I have been doing a lot of personal parallels lately, of fictional characters, that I identify with. I started with the Shilo Wallace character in, “Repo: The Genetic Opera,” which is actually what inspired this whole idea about finding a vehicle that carries us into a place, where we overcome what has been spoken over us, and is expected to be our inevitable fate. Most are just addicted to Zydrate, in her world, because they have been led to believe that despair is their only reality. So it makes sense to them to feel nothing at all and to have no memory of what someone exploited the advantage of, at their ultimate expense. Even after losing everything in her world, that could have ever mattered, Shilo chose to go her own way, even though she was being given the opportunity to secure her future, financially. She said no, because as she put it, “I am not a murderer, and I don’t have to agree with what has been believed about me.” And she walked away from a life, that hadn’t ever been real or even stable, into a future, that was uncertain but more hopeful, than anything she had known before. It was the unexpected happy ending to a very dark, violent story.

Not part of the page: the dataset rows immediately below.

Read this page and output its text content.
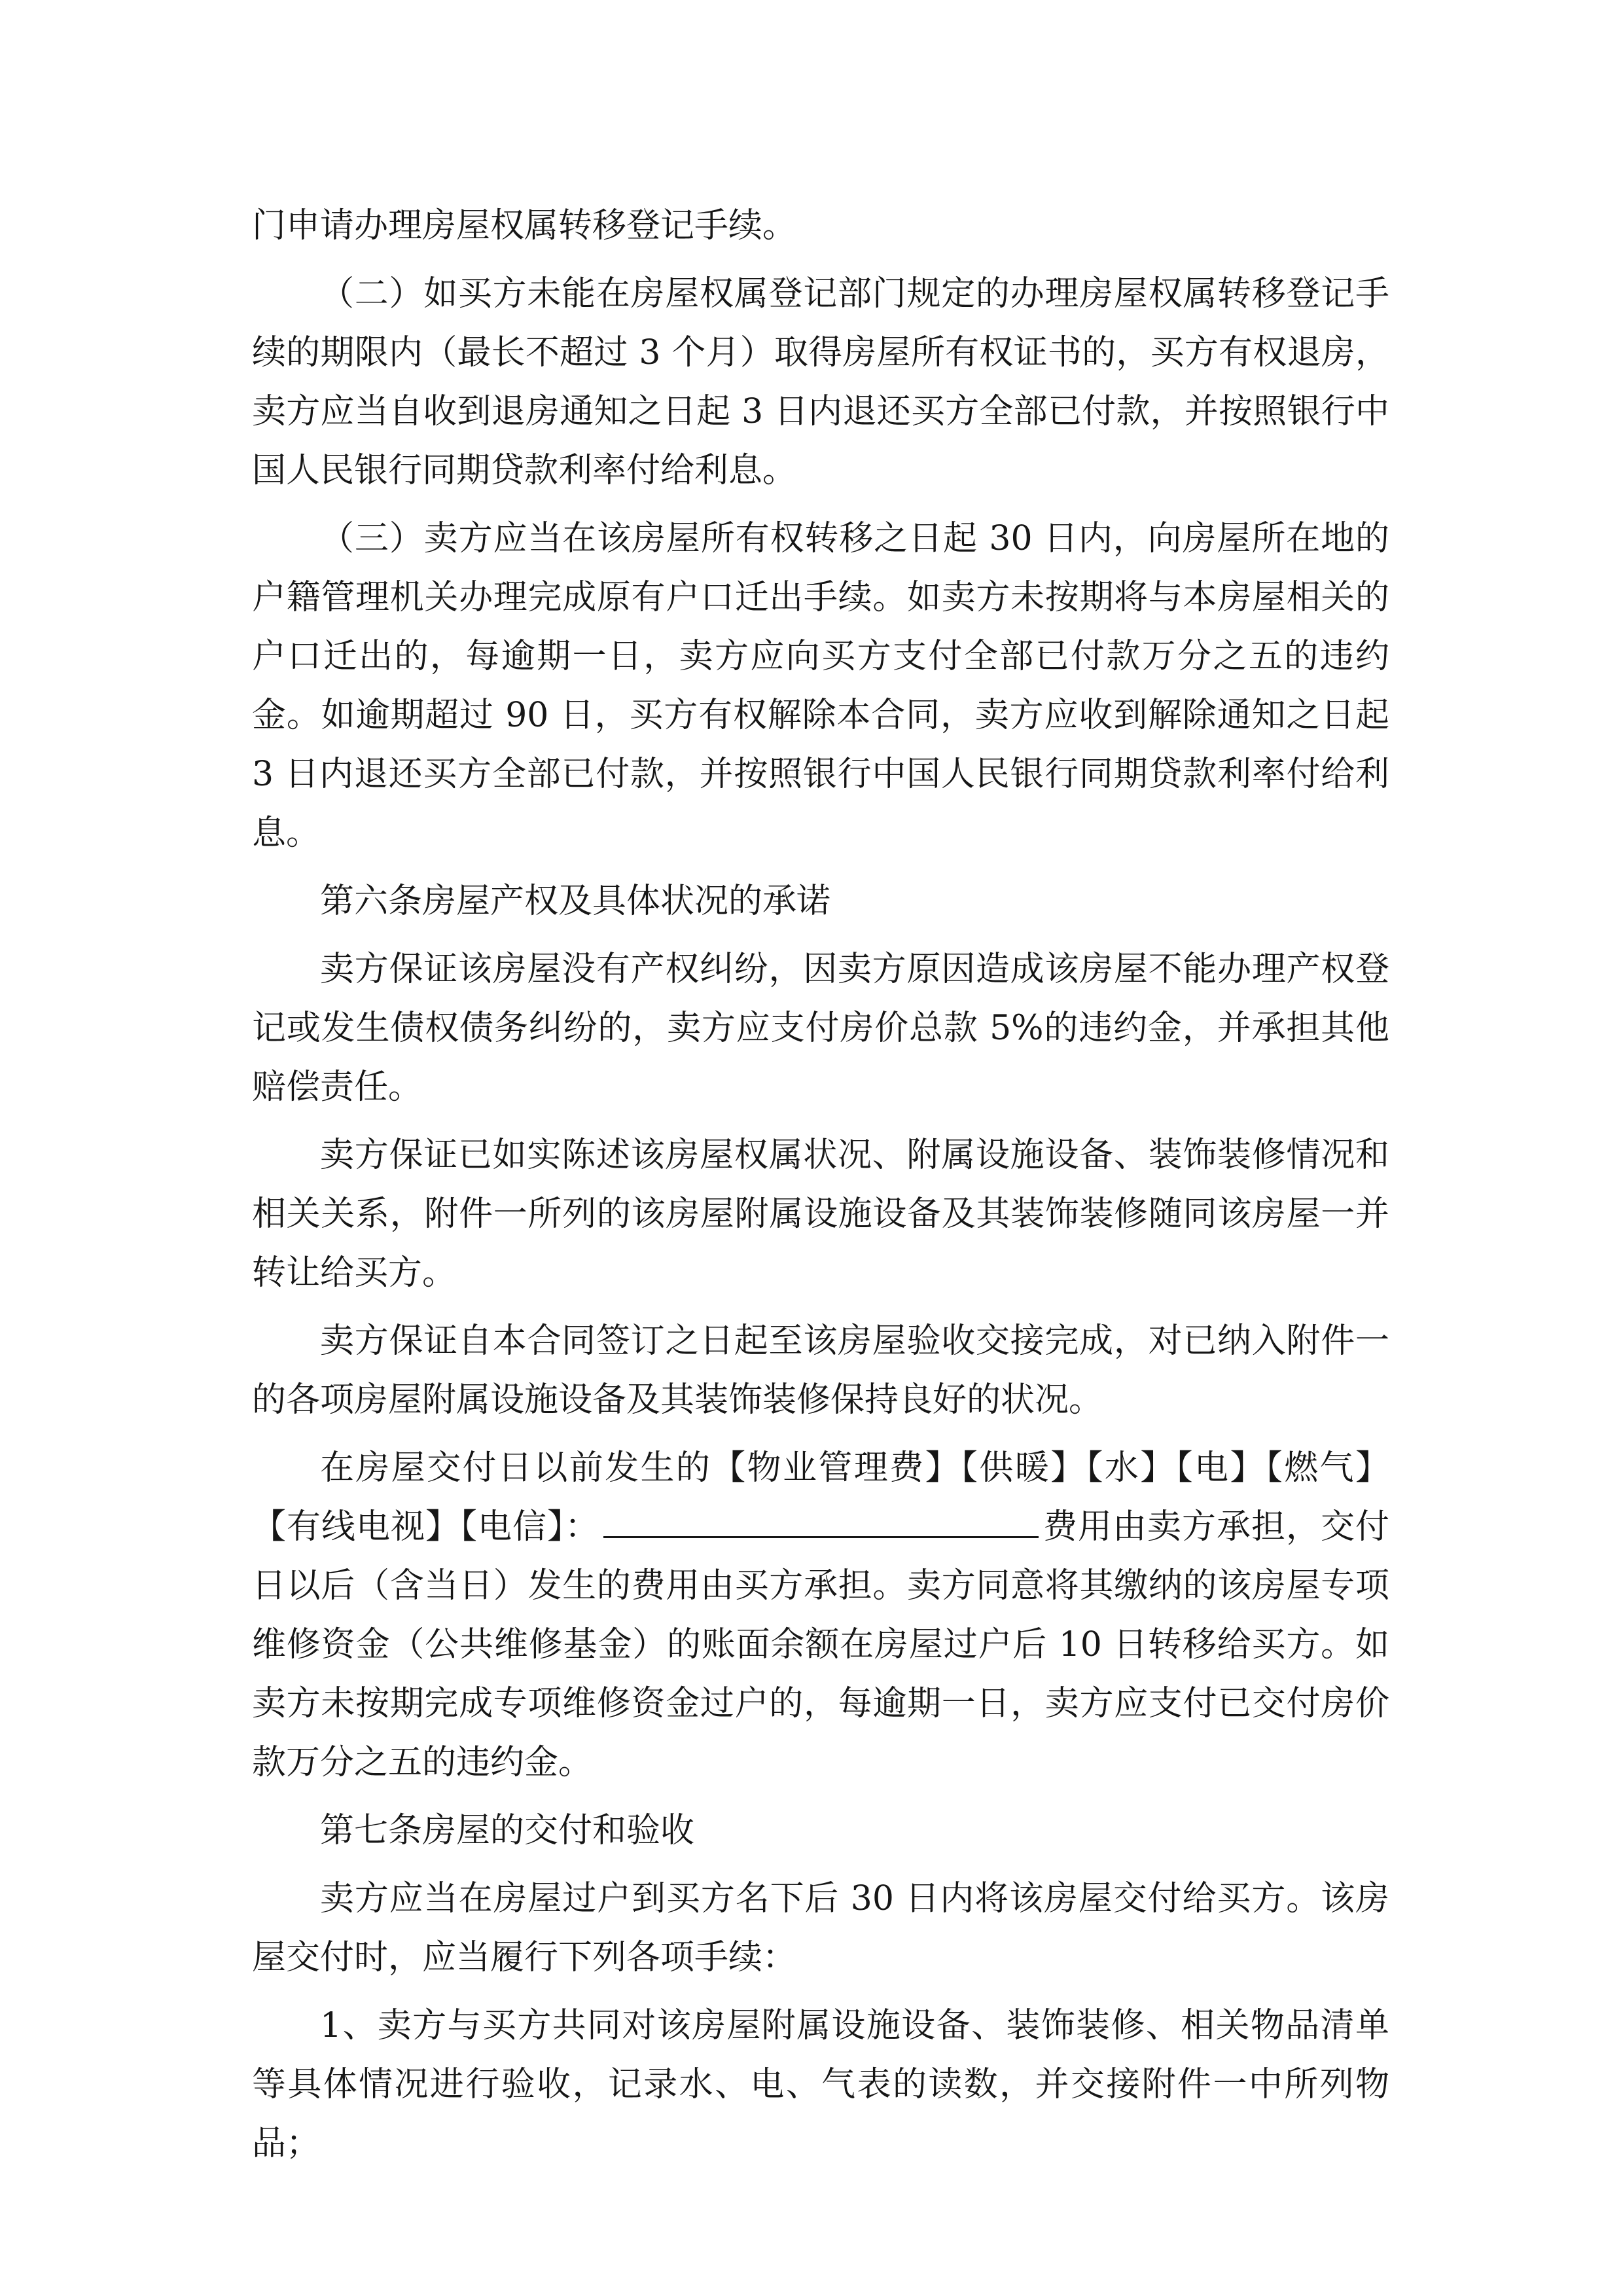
门申请办理房屋权属转移登记手续。

（二）如买方未能在房屋权属登记部门规定的办理房屋权属转移登记手续的期限内（最长不超过 3 个月）取得房屋所有权证书的，买方有权退房，卖方应当自收到退房通知之日起 3 日内退还买方全部已付款，并按照银行中国人民银行同期贷款利率付给利息。

（三）卖方应当在该房屋所有权转移之日起 30 日内，向房屋所在地的户籍管理机关办理完成原有户口迁出手续。如卖方未按期将与本房屋相关的户口迁出的，每逾期一日，卖方应向买方支付全部已付款万分之五的违约金。如逾期超过 90 日，买方有权解除本合同，卖方应收到解除通知之日起 3 日内退还买方全部已付款，并按照银行中国人民银行同期贷款利率付给利息。

第六条房屋产权及具体状况的承诺

卖方保证该房屋没有产权纠纷，因卖方原因造成该房屋不能办理产权登记或发生债权债务纠纷的，卖方应支付房价总款 5%的违约金，并承担其他赔偿责任。

卖方保证已如实陈述该房屋权属状况、附属设施设备、装饰装修情况和相关关系，附件一所列的该房屋附属设施设备及其装饰装修随同该房屋一并转让给买方。

卖方保证自本合同签订之日起至该房屋验收交接完成，对已纳入附件一的各项房屋附属设施设备及其装饰装修保持良好的状况。

在房屋交付日以前发生的【物业管理费】【供暖】【水】【电】【燃气】【有线电视】【电信】：	费用由卖方承担，交付日以后（含当日）发生的费用由买方承担。卖方同意将其缴纳的该房屋专项维修资金（公共维修基金）的账面余额在房屋过户后 10 日转移给买方。如卖方未按期完成专项维修资金过户的，每逾期一日，卖方应支付已交付房价款万分之五的违约金。

第七条房屋的交付和验收

卖方应当在房屋过户到买方名下后 30 日内将该房屋交付给买方。该房屋交付时，应当履行下列各项手续：

1、卖方与买方共同对该房屋附属设施设备、装饰装修、相关物品清单等具体情况进行验收，记录水、电、气表的读数，并交接附件一中所列物品；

Another character I have been identifying with is the Jupiter Jones character in, “Jupiter Ascending.” She was basically the archetypal character that is resigned to a life of mediocrity and slavery after her parents die. This is where the connection between her and Shilo exists in my mind. The interesting thing about Jupiter is that her whole story is about reclaiming the identity that was stolen from her, through injustice. There are others that have always known who she is, what her real life should be, and that their authority and power will be seriously threatened, and even lost if she ever finds out. I can so relate to that kind of thing.
And so all of this leads into the next phase of my life, that has become possible to me, because I can see very clearly behind me, in the things that robbed me of my vision, power, and creativity. All I needed was to be shown that someone believed in me and that even though they could see what everyone else could, they wouldn’t take advantage of what had been made accessible to them.